Every singing teacher worth his or her salt is against pushing the voice, so what’s up with that?
You have to know classical singing to understand this term. Jerry Hadley was a light lyric tenor. He studied for a long time with a teacher who “beefed up” his sound until it had more “heft”. Mirella Freni started her career singing Susanna and ended it singing Elisabeth in “Don Carlo”…….some change! Both of these singers made these changes gradually, over a period of years, and ended up singing well as they grew older. There are many examples of singers whose voices gradually got sturdier or fuller or more capable of sustaining sound at a loud volume for longer periods of time who move from one “fach” to another, or, (for those who don’t know this world), from one kind of singing to another. They sing one kind of operatic role in various works but finally move into another one. Rarely does a voice get lighter throughout a career (although it can go higher or lower).
Most people who survive singing loudly for a long period of time without losing their vocal chops manage to develop the ability to sustain the sound without hurting the voice.

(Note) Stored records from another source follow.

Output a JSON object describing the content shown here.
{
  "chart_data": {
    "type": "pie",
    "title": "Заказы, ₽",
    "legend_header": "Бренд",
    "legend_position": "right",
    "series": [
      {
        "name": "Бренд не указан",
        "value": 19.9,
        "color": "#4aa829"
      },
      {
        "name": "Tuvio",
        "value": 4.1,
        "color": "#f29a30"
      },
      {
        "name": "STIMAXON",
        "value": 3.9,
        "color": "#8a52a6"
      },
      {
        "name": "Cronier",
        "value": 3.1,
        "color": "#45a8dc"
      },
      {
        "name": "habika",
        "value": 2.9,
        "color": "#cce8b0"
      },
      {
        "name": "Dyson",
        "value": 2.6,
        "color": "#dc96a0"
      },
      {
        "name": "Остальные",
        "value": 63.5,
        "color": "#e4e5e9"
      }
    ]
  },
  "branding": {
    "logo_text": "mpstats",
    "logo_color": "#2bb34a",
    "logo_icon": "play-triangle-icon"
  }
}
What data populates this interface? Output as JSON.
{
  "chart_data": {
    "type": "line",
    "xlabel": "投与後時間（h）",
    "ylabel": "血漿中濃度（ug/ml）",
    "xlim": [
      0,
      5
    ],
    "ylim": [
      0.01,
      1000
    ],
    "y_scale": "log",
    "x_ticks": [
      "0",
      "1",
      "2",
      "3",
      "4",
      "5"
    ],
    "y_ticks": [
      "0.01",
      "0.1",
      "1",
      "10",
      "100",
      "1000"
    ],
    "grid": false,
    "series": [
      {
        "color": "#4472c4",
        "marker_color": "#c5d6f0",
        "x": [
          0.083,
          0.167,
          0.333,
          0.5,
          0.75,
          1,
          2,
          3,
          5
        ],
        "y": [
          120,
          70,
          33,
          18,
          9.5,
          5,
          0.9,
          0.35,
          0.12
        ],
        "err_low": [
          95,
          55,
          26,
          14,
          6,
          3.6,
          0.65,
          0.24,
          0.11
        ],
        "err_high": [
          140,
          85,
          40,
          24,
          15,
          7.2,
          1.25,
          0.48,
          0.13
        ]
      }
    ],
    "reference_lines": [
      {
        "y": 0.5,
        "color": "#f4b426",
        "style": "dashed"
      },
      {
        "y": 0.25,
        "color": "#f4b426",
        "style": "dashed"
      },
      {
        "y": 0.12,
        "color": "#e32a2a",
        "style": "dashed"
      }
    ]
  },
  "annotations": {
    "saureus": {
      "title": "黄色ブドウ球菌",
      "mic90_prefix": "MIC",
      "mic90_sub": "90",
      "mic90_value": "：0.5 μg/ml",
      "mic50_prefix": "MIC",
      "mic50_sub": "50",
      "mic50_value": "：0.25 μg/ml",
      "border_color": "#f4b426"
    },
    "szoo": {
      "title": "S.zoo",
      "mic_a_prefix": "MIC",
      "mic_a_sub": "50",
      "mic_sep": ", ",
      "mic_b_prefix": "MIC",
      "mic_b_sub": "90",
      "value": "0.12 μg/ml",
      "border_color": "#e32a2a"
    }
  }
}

We don’t know why some people can manage this and others can’t, but it probably has to do with anatomy and with the kind of singing and training (if any) for singing the person has.
There is something to be said for 10, 15, 20, or more years of doing something that produces a result which simply cannot be had in 5 years. A mature adult who has been doing anything for decades is simply not the same as someone who is in his 20s and has been singing as an adult for a brief period of time. The old (meaning centuries ago) teachers understood this and understood that taking on a really big, heavy role too soon could do things to the voice (that were not necessarily vocal health issues) that were hard to undo, functionally. Many a career has been ruined by singing material that was too taxing and demanding on a body that was too young to manage it well.

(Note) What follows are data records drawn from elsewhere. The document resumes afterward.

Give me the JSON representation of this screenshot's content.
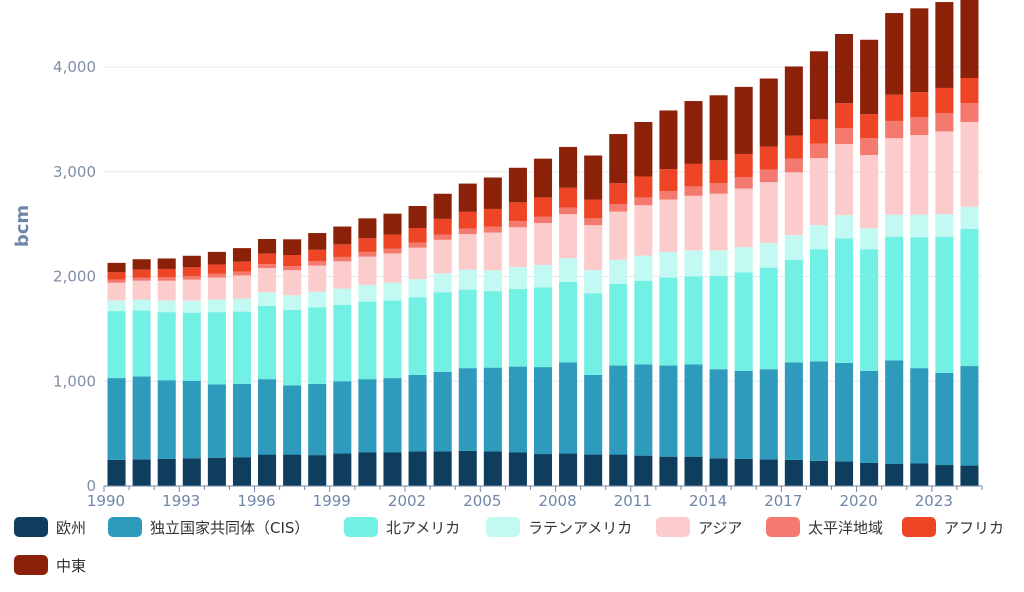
{
  "chart_data": {
    "type": "bar",
    "stacked": true,
    "title": "",
    "ylabel": "bcm",
    "xlabel": "",
    "ylim": [
      0,
      4500
    ],
    "y_ticks": [
      0,
      1000,
      2000,
      3000,
      4000
    ],
    "y_tick_labels": [
      "0",
      "1,000",
      "2,000",
      "3,000",
      "4,000"
    ],
    "grid": "horizontal",
    "legend_position": "bottom-left",
    "categories": [
      "1990",
      "1991",
      "1992",
      "1993",
      "1994",
      "1995",
      "1996",
      "1997",
      "1998",
      "1999",
      "2000",
      "2001",
      "2002",
      "2003",
      "2004",
      "2005",
      "2006",
      "2007",
      "2008",
      "2009",
      "2010",
      "2011",
      "2012",
      "2013",
      "2014",
      "2015",
      "2016",
      "2017",
      "2018",
      "2019",
      "2020",
      "2021",
      "2022",
      "2023",
      "2024"
    ],
    "x_tick_labels": [
      "1990",
      "1993",
      "1996",
      "1999",
      "2002",
      "2005",
      "2008",
      "2011",
      "2014",
      "2017",
      "2020",
      "2023"
    ],
    "series": [
      {
        "name": "欧州",
        "color": "#0e3d5e",
        "values": [
          250,
          255,
          260,
          265,
          270,
          275,
          300,
          300,
          295,
          310,
          320,
          320,
          330,
          330,
          335,
          330,
          320,
          305,
          310,
          300,
          300,
          290,
          280,
          280,
          265,
          260,
          255,
          250,
          240,
          235,
          220,
          210,
          215,
          200,
          195
        ]
      },
      {
        "name": "独立国家共同体（CIS）",
        "color": "#2e9bbd",
        "values": [
          780,
          790,
          750,
          740,
          700,
          700,
          720,
          660,
          680,
          690,
          700,
          710,
          730,
          760,
          790,
          800,
          820,
          830,
          870,
          760,
          850,
          870,
          870,
          880,
          850,
          840,
          860,
          930,
          950,
          940,
          880,
          990,
          910,
          880,
          950
        ]
      },
      {
        "name": "北アメリカ",
        "color": "#73f0e4",
        "values": [
          640,
          630,
          650,
          650,
          690,
          690,
          700,
          720,
          730,
          730,
          740,
          740,
          740,
          760,
          750,
          730,
          740,
          760,
          770,
          780,
          780,
          800,
          840,
          840,
          890,
          940,
          970,
          980,
          1070,
          1190,
          1160,
          1180,
          1250,
          1300,
          1310
        ]
      },
      {
        "name": "ラテンアメリカ",
        "color": "#c3f9f3",
        "values": [
          100,
          105,
          110,
          115,
          120,
          125,
          130,
          140,
          150,
          155,
          160,
          170,
          175,
          180,
          190,
          200,
          210,
          215,
          225,
          220,
          230,
          240,
          245,
          250,
          245,
          240,
          235,
          235,
          230,
          220,
          200,
          210,
          215,
          215,
          210
        ]
      },
      {
        "name": "アジア",
        "color": "#fccccc",
        "values": [
          170,
          180,
          190,
          200,
          210,
          220,
          230,
          240,
          250,
          260,
          270,
          280,
          300,
          320,
          340,
          360,
          380,
          400,
          420,
          430,
          460,
          480,
          500,
          520,
          540,
          560,
          580,
          600,
          640,
          680,
          700,
          730,
          760,
          790,
          810
        ]
      },
      {
        "name": "太平洋地域",
        "color": "#f47a6f",
        "values": [
          30,
          30,
          32,
          33,
          35,
          36,
          38,
          40,
          40,
          42,
          45,
          45,
          48,
          50,
          52,
          55,
          58,
          60,
          62,
          65,
          70,
          75,
          80,
          90,
          100,
          110,
          120,
          130,
          140,
          150,
          160,
          165,
          170,
          175,
          180
        ]
      },
      {
        "name": "アフリカ",
        "color": "#ed4525",
        "values": [
          70,
          75,
          80,
          85,
          90,
          95,
          100,
          105,
          110,
          120,
          130,
          135,
          140,
          150,
          160,
          170,
          180,
          185,
          190,
          180,
          200,
          200,
          210,
          215,
          220,
          220,
          220,
          220,
          230,
          240,
          230,
          250,
          240,
          240,
          240
        ]
      },
      {
        "name": "中東",
        "color": "#8b2108",
        "values": [
          90,
          100,
          100,
          110,
          120,
          130,
          140,
          150,
          160,
          170,
          190,
          200,
          210,
          240,
          270,
          300,
          330,
          370,
          390,
          420,
          470,
          520,
          560,
          600,
          620,
          640,
          650,
          660,
          650,
          660,
          710,
          780,
          800,
          820,
          850
        ]
      }
    ]
  }
}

This is true in dance as well. Although 30 is old for a ballet dancer, the role of the Swan Queen in Swan Lake is not done by a very young dancer because it is so demanding. It takes enormous stamina to sustain that role. That’s also typical of the role of “Norma” in the opera of the same name. Only Rosa Ponselle was able to do it while young (28), but she took a year off to work on the role, during which time she sang nothing else. No one would do that today, but she did and she was not harmed by doing just that. When Laurence Olivier prepared to do “Othello” for the first time he took two full years to lower his voice by two steps so it would sound authentic rather than imitative. Imagine that — two years!
Why would people do this? Isn’t it foolish? Isn’t it a waste? Why not just change?
Because the voice doesn’t work that way and the body doesn’t either. Things in the body, like all things in nature, take the time they take. You don’t grow a garden in a week and you don’t develop the stamina or strength to do a marathon in a month. Singing is no different.
Yet, in the world of vocal training, few have an understanding of this and almost no one has any reference to in CCM material at all. Why should belting be an automatic thing? Shouting is immediate. Singing loudly in a sustained sound that is freely produced is not. It is not a natural activity unless you have a loud voice and you talk incessantly, and even then, that’s not a musical function, so it isn’t exactly the same.
The singers of the world should pay attention to and understand why the things that were observed many long years ago made sense and why they should not be thrown away blithely just because we live in a very different era today. Bodies may be quite different now than they were then but not THAT different. Going slowly worked then and it works now.